Aweng Ade-Chuol mérite toute votre attention. Top model sud-soudanaise, mais également comédienne et artiste (on a pu notamment la voir dans le fameux et pharaonique Black is King, le Roi Lion façon Beyoncé), la jeune femme de 22 ans a aussi bien posé pour Fenty, la marque de lingerie body positive lancée par la popstar pop-féministe Rihanna, que pour Ralph Lauren. Et ce n'est pas (que) cela qui la rend si remarquable.
Non, son engagement l'est également. Lesbienne, Aweng Ade-Chuol n'hésite pas à revendiquer son identité dans une sphère loin d'être tout à fait inclusive : l'univers de la mode. Et c'est ce qu'elle démontre en prenant la Une de l'édition britannique du magazine féminin Elle. Cette lumineuse couverture met en scène un baiser qu'elle échange en compagnie de sa conjointe, la New-yorkaise Lexy.
"La renommée et le succès n'ont pas toujours été faciles pour Awenge... Jusqu'à ce qu'elle tombe amoureuse", se réjouit la revue.
Un cliché aussi classieux que symbolique donc, imaginé par la photographe Meinke Klein. La mannequin l'explique d'ailleurs à Elle, l'occasion d'un coup de rétro attristé sur l'annonce de son mariage au Kenya en décembre 2019 : "Les gens disaient : 'Comment ose-t-elle épouser une femme?"... Vous ne pouvez pas contrôler ce que les gens disent. Et puis il y avait également les tabloïds et les journaux du pays", déplore-t-elle.
Un choix médiatique puissant, donc.
"Nous nous sommes mariées et le monde entier, littéralement toute ma communauté, souhaitait que je meurs, d'une certaine manière. C'était triste, car c'était le plus beau jour de ma vie, et ils ne pouvaient pas me laisser en profiter'', a poursuivi Aweng Ade-Chuol dans les pages du féminin. Un "climat" qu'elle déplore, et qui, couplé à la pandémie actuelle, a violenté sa santé mentale. La top a même fait une tentative de suicide.
S'ensuivirent des soins intensifs et une longue thérapie, qu'elle poursuit encore aujourd'hui. "Le confinement a eu un impact direct sur ma vie, il l'a mise en danger. Avant, je savais déjà que la santé mentale était importante, mais maintenant, je suis consciente que c'est la chose la plus importante de toutes, le fait de savoir où vous en êtes mentalement", développe-t-elle encore dans le cadre de cette interview sans filtre et forte où s'entremêlent militantisme pour la visibilité des artistes lesbiennes (au Soudan et ailleurs), santé mentale et politique.

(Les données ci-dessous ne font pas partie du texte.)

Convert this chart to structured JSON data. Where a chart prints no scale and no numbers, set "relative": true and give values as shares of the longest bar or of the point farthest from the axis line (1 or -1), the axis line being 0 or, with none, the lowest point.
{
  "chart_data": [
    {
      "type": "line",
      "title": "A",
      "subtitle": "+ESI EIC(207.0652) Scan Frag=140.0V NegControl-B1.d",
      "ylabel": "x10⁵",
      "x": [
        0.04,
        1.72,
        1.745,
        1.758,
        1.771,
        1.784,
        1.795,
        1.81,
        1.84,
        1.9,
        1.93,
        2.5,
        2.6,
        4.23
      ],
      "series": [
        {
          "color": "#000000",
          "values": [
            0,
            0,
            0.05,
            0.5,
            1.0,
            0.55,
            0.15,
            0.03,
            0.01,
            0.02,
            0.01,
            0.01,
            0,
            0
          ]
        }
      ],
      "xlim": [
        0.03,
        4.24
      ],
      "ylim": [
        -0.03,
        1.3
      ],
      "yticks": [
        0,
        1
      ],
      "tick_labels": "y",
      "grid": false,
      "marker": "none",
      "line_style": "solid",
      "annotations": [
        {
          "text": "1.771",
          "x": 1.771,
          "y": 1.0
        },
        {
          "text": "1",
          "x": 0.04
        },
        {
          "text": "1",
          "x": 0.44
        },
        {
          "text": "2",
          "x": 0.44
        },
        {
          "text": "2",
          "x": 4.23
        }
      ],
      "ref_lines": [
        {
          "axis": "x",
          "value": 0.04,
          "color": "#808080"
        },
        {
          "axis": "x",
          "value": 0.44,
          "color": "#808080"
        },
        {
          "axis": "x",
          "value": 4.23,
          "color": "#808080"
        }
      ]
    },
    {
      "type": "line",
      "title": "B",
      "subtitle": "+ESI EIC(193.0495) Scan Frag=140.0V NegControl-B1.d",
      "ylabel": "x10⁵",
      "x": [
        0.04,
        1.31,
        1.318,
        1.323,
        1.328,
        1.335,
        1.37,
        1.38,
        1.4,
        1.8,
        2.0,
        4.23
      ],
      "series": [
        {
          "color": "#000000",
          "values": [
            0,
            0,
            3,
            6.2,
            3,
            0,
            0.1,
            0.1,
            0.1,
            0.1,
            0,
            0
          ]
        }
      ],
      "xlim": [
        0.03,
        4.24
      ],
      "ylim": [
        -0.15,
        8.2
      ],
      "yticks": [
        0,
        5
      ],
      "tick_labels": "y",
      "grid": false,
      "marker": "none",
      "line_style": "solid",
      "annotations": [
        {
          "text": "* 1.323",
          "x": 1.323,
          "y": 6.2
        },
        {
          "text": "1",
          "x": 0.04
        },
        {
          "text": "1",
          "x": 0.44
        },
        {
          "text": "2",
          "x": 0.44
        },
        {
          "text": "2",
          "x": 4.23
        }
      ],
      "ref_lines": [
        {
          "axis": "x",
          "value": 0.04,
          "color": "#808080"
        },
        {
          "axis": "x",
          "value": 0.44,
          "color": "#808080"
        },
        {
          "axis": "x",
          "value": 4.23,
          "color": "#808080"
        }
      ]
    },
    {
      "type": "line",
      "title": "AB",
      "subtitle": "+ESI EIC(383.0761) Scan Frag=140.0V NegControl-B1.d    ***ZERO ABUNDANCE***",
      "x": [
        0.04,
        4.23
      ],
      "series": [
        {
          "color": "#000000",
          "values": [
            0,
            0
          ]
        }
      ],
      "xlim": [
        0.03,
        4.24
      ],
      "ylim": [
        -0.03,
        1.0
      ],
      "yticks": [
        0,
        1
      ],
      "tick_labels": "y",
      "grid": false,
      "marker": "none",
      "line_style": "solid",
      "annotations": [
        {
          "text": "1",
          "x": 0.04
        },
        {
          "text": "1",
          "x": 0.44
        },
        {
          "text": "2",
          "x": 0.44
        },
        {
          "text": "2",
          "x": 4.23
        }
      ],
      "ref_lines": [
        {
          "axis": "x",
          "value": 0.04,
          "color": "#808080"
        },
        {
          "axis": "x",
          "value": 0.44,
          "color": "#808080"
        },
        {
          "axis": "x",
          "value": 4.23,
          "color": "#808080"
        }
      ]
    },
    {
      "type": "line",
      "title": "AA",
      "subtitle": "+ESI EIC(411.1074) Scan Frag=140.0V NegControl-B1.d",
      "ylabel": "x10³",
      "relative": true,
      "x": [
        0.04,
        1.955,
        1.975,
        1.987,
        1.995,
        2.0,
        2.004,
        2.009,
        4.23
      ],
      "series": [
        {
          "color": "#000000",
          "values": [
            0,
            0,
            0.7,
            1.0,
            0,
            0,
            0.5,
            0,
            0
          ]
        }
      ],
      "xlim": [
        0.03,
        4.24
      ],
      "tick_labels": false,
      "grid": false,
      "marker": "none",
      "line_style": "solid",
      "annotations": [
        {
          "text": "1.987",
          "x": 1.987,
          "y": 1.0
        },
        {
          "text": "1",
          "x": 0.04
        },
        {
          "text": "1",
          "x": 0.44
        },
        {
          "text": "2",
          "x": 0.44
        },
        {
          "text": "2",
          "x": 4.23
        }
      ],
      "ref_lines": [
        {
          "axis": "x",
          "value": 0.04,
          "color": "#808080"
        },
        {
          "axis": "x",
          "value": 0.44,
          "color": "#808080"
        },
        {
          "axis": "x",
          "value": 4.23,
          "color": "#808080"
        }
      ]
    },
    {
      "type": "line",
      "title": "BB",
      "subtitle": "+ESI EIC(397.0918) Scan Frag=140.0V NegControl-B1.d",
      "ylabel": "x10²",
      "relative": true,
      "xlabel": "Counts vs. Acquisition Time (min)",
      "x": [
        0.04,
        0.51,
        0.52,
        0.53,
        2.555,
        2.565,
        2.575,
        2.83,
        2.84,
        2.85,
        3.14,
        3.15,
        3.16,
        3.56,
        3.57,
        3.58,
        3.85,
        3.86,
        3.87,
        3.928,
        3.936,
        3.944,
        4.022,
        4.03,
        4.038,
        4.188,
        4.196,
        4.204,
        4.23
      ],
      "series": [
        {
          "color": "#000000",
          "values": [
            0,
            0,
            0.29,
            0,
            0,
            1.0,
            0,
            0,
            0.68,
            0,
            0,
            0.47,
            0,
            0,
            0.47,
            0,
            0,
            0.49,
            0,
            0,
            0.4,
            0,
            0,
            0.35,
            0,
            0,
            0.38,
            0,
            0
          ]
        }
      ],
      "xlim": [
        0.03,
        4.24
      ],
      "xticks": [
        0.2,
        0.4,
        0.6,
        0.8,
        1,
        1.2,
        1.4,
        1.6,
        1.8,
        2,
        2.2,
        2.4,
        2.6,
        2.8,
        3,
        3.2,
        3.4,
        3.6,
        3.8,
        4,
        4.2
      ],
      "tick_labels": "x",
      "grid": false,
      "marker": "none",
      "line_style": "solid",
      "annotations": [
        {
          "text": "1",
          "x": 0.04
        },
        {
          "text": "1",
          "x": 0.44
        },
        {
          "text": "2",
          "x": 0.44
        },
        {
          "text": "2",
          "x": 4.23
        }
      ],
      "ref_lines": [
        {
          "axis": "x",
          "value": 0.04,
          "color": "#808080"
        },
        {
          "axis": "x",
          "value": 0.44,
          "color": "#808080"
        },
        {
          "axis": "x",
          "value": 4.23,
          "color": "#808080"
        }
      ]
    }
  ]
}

Politique, puisqu'Aweng Ade-Chuol relate son tumultueux parcours de vie : enfant, la mannequin a vécu dans un camp de réfugiés au Kenya jusqu'à ses sept ans, avant que sa famille ne parte en Australie. "Elle est passée d'un camp de réfugiés à des campagnes d'affichage aux quatre coins du monde", comme le résume Elle. Une autre source de discriminations s'il en est. Lutter contre la véhémence d'autrui n'est pas la moindre de ses luttes.
La mannequin désire combattre, oui, mais tout en cajolant une vulnérabilité volontiers malmenée. "J'aimerais pouvoir dire : 'Permettez-moi de tenir le flambeau pour toute la communauté LGBTQIA + soudanaise', mais en vérité c'est beaucoup trop à gérer pour une seule personne. Je suis humaine, à la fin de la journée, simplement humaine", témoigne-t-elle. Qu'elle ne s'inquiète pas à ce sujet : avec cette couverture, Aweng Ade-Chuol fait déjà beaucoup.